"Subject to Finance" - not an excuse to break a deal

In the recent case of Smith v Pisani [2001] SASC (9 March 2001) Justice Gray confirmed earlier authority to the effect that a "subject to finance" clause in a contract carries an implied obligation upon a purchaser to act honestly and reasonably when attempting to obtain that finance.

The clause at the heart of the dispute specified that the subject finance was to be for a term of 27 years at a rate not exceeding current interest rates, repayable monthly and otherwise on such terms and conditions as the lender requires.

The purchaser, Ms Smith, obtained approval for a loan in accordance with the clause but subsequently decided that she did not want to proceed with the purchase. She attempted to argue that the terms of the finance were not satisfactory to her and that the "subject to finance" condition had not been met and thus she was not bound to proceed with settlement.

The Court held that Ms Smith was obliged to accept the loan which she had been offered or obtain alternate finance as the terms of the loan offered were quite ordinary and commercially reasonable and did not impose any unfair restrictions upon her.

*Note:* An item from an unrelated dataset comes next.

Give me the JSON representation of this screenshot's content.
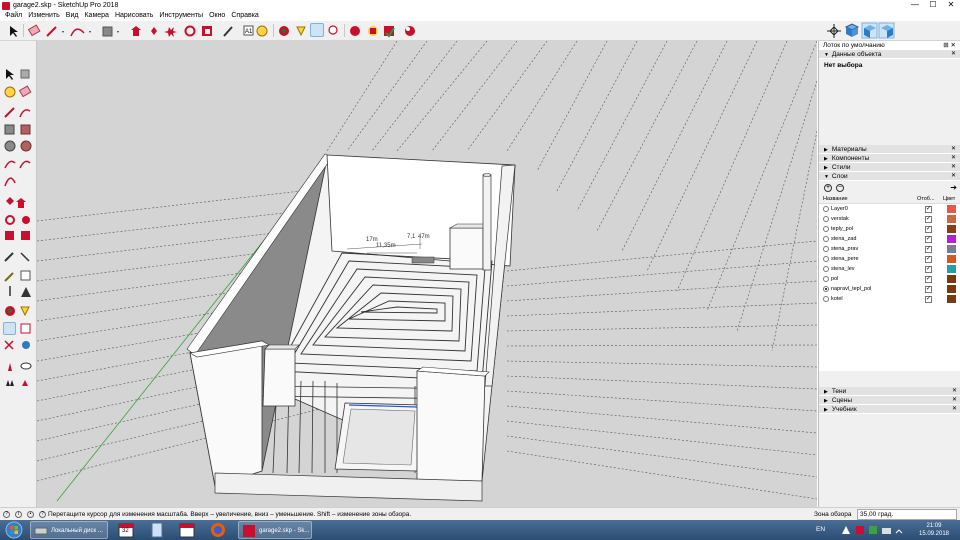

The Court upheld the judgment of the lower court which held Ms Smith liable to pay the deficiency in the subsequent sale price of the property, interest for the 16 months that it took the vendor to find another purchaser and the legal costs of the vendor.

This case serves to highlight that "subject to finance" clauses provide little assistance for a purchaser unless they are very carefully drawn, and will never allow a purchaser to sabotage their chances of obtaining finance in order to avoid having to proceed with a purchase.